Tony Juniper in Comment is free, on the other hand, argues that the government's energy policy, not the protestors, should have been on trial. This underscores the fact that the Greenpeace action was intended as a highly political statement, one with which Zac Goldsmith obviously agrees.
That point is taken up on the other side of the Pond where Iain Murray writes at length on the story in National Review, opening with the words, "This is very big …".
Clearly, though, it is not big enough for the mighty Iain Dale. From him, we get silence. At the time of writing, he had not blogged anything today but his last substantive post was at 8.44 pm yesterday – long after the "Kingsnorth six" story had broken. But his story was far more "important" – revealing that the Lib-Dims had revamped their website.

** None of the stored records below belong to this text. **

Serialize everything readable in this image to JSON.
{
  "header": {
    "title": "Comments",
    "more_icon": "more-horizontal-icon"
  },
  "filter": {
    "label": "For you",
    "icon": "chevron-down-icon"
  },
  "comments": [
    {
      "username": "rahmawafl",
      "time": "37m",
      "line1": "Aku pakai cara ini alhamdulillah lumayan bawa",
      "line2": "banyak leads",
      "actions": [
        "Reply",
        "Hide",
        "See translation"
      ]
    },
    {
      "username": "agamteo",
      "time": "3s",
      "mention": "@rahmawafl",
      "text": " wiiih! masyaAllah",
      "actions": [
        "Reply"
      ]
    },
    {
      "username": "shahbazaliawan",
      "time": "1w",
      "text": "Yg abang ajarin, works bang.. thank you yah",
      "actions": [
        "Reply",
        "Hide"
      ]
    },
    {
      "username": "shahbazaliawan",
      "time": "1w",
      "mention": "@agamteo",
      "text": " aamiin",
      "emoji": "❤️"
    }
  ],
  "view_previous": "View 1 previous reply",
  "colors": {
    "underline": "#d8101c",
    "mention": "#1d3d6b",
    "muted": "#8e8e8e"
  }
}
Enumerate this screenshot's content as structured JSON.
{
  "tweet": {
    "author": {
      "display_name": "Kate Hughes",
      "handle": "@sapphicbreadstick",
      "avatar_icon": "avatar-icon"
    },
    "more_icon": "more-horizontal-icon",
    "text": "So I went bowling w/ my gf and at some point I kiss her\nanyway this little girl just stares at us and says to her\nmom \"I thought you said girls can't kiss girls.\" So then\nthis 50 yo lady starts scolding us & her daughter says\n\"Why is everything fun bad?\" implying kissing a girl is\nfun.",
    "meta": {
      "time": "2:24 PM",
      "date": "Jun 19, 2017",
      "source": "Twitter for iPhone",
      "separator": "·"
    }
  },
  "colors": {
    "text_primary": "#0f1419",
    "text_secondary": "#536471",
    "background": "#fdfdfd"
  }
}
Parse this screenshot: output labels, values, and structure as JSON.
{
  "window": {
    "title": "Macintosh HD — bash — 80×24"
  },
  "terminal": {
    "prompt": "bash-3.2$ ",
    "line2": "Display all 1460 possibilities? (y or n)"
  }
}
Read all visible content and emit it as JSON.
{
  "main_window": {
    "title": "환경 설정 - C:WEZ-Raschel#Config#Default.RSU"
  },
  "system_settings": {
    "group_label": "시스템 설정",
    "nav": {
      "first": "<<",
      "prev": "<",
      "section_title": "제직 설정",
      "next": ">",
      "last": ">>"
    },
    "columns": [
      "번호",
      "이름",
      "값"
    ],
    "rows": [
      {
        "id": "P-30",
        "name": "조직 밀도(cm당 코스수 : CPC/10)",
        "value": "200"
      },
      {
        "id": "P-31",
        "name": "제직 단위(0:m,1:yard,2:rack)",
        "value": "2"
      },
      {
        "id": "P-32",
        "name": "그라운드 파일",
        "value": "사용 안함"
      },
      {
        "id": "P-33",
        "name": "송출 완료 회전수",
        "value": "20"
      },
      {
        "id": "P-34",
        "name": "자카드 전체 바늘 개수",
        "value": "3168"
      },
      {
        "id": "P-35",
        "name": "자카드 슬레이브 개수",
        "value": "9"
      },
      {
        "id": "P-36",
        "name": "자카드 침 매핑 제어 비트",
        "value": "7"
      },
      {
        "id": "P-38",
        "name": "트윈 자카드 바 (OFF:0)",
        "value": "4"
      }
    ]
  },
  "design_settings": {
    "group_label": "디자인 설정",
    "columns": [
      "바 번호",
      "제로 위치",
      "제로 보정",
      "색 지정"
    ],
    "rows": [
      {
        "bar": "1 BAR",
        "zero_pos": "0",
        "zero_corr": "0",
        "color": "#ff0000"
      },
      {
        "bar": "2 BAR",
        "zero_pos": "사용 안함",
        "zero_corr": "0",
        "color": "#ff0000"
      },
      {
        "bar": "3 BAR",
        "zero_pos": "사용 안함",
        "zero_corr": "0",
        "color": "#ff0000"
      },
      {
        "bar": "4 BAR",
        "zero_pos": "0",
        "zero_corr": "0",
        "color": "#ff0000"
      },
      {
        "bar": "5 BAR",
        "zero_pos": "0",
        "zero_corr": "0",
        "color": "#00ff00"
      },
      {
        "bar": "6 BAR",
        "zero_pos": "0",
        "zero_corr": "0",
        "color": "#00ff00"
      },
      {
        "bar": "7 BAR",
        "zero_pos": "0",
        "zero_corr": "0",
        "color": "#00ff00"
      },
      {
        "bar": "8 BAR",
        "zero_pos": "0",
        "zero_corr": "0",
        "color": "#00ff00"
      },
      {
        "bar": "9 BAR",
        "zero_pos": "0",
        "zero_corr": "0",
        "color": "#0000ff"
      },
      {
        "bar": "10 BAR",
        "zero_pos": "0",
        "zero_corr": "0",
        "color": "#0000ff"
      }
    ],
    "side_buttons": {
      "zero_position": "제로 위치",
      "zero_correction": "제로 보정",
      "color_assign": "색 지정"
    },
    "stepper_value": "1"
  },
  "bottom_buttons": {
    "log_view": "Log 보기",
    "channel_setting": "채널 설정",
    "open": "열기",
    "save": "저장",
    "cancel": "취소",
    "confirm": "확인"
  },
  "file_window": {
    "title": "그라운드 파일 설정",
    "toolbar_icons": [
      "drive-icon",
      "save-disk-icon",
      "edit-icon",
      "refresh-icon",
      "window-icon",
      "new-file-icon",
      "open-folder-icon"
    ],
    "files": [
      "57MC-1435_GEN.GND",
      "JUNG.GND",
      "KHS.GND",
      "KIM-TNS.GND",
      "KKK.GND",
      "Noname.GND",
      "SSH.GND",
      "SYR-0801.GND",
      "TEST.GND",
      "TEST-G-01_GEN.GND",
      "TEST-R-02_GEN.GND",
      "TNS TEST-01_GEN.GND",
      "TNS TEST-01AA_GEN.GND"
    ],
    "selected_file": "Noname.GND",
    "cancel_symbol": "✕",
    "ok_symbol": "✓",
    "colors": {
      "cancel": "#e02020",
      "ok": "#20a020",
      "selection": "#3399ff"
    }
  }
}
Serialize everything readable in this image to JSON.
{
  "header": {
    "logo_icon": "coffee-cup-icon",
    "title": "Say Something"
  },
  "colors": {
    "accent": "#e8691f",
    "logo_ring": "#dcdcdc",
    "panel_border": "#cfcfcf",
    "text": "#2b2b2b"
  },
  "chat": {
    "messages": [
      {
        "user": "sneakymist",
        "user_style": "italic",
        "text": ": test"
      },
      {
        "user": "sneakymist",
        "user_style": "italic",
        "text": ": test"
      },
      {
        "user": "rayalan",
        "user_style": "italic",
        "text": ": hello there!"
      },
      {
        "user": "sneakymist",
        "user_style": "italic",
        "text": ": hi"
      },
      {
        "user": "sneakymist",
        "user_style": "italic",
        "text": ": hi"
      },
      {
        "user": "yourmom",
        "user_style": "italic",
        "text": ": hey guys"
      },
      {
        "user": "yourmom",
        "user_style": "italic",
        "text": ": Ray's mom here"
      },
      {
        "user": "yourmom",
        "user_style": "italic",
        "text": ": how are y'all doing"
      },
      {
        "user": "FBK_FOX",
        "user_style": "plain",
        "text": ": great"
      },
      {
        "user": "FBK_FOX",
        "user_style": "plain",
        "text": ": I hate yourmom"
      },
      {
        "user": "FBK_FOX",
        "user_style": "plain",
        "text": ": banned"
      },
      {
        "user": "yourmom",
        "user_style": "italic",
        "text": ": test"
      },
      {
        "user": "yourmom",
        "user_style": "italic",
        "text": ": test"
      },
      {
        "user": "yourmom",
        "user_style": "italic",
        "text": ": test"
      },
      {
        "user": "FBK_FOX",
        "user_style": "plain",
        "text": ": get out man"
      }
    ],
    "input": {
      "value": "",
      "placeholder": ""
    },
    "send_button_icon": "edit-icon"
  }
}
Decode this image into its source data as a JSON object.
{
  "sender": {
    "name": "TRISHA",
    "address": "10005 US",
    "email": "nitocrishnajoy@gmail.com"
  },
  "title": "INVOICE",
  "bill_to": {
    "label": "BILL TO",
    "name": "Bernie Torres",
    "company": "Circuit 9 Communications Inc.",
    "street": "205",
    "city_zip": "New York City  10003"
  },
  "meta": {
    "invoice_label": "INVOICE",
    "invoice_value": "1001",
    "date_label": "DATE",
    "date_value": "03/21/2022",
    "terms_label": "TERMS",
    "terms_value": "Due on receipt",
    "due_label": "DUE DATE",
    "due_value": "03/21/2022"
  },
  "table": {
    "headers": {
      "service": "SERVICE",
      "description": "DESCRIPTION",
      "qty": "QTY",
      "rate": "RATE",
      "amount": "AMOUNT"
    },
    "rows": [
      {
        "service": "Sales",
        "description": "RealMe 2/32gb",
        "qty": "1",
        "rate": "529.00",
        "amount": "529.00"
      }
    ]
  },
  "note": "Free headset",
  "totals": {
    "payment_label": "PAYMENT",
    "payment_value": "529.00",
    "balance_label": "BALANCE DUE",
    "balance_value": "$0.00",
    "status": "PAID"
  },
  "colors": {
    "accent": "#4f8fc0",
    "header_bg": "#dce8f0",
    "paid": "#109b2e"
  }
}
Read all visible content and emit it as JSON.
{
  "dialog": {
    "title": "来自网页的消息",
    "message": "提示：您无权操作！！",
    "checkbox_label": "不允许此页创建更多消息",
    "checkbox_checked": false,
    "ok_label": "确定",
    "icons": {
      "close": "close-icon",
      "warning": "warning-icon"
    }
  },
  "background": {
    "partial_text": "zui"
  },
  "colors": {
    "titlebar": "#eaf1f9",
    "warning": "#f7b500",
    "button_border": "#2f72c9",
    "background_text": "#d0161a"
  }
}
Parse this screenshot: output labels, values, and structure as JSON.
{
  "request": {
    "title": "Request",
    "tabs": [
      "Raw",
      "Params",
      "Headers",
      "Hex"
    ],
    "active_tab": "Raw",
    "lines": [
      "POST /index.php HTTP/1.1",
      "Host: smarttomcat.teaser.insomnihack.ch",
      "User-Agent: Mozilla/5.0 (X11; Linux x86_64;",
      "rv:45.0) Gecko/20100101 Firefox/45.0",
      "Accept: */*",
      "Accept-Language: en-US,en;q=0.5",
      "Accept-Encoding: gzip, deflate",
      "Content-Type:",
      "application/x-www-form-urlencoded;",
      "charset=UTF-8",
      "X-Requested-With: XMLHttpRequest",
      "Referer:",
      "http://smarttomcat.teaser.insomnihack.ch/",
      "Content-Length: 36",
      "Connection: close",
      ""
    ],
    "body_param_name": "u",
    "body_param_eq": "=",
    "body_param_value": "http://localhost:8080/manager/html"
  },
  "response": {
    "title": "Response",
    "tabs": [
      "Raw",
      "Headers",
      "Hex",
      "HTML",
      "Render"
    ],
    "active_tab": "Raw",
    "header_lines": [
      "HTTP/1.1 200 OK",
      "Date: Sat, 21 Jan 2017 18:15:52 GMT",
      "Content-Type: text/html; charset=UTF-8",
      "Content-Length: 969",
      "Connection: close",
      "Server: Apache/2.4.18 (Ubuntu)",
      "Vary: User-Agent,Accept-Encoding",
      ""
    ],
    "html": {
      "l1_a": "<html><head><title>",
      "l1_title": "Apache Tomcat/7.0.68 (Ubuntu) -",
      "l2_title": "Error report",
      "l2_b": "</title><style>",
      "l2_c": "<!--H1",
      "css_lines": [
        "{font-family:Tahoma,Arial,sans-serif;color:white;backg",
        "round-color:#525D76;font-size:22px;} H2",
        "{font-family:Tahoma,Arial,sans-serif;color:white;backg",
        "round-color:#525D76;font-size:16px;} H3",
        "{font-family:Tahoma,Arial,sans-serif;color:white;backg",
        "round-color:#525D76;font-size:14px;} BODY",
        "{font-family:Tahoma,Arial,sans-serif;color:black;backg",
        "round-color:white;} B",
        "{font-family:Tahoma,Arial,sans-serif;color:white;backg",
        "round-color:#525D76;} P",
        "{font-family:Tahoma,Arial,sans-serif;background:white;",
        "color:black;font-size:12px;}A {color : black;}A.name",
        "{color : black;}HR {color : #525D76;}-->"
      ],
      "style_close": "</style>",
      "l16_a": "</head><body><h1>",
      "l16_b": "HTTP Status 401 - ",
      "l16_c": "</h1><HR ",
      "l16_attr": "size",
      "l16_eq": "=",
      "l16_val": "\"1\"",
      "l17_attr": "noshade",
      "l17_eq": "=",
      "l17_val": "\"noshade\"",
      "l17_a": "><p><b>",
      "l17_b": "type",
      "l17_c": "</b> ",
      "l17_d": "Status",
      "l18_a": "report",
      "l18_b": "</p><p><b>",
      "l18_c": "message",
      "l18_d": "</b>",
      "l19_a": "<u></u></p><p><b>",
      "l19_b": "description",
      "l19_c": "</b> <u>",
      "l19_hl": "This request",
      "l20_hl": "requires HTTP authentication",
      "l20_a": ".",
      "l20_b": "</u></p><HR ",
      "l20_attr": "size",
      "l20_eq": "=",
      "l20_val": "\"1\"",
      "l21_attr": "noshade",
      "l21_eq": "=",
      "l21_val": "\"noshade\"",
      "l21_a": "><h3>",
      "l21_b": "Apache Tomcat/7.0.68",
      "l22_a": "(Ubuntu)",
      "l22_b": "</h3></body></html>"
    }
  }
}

More in sorrow than in anger, we have to report that the excellent Conservative Home blog has yet to offer any commentary, while the famous (in his own lunchtime) Guido Fawkes seems to have decided that this is a matter of little consequence.
In us pointing up these "big three", some might suggest that we are being a bit precious. Not least, dog should not eat dog – or blog eat blog. Us bloggers should stick together and not criticise each other. But, at the same time we are assailed by claims of how wonderful bloggers are, and how they are going to take on the dead tree media, etc., etc.
In that frame, all of these three claim to be leading political bloggers. Yet, if they cannot deal with important political issues such as this – perhaps because they are a tad uncomfortable – then can they really lay claim to that title, or are they just propagandists?
And, for those who might think otherwise, this is not an attack on the Conservative Party. We want the Conservatives to succeed at the election, but not at any price. We want to see a Party with genuine conservative principles, and sound policies take the country by storm and put into action a real conservative agenda.
Supporting mob rule – for that is what the Greenpeace action was – is not one of those principles. Unless the Conservative Party is prepared formally to distance itself from the actions of its advisor and candidate, Mr Goldsmith, it can only be seen as endorsing him and his views. That is something of vital importance to all of us.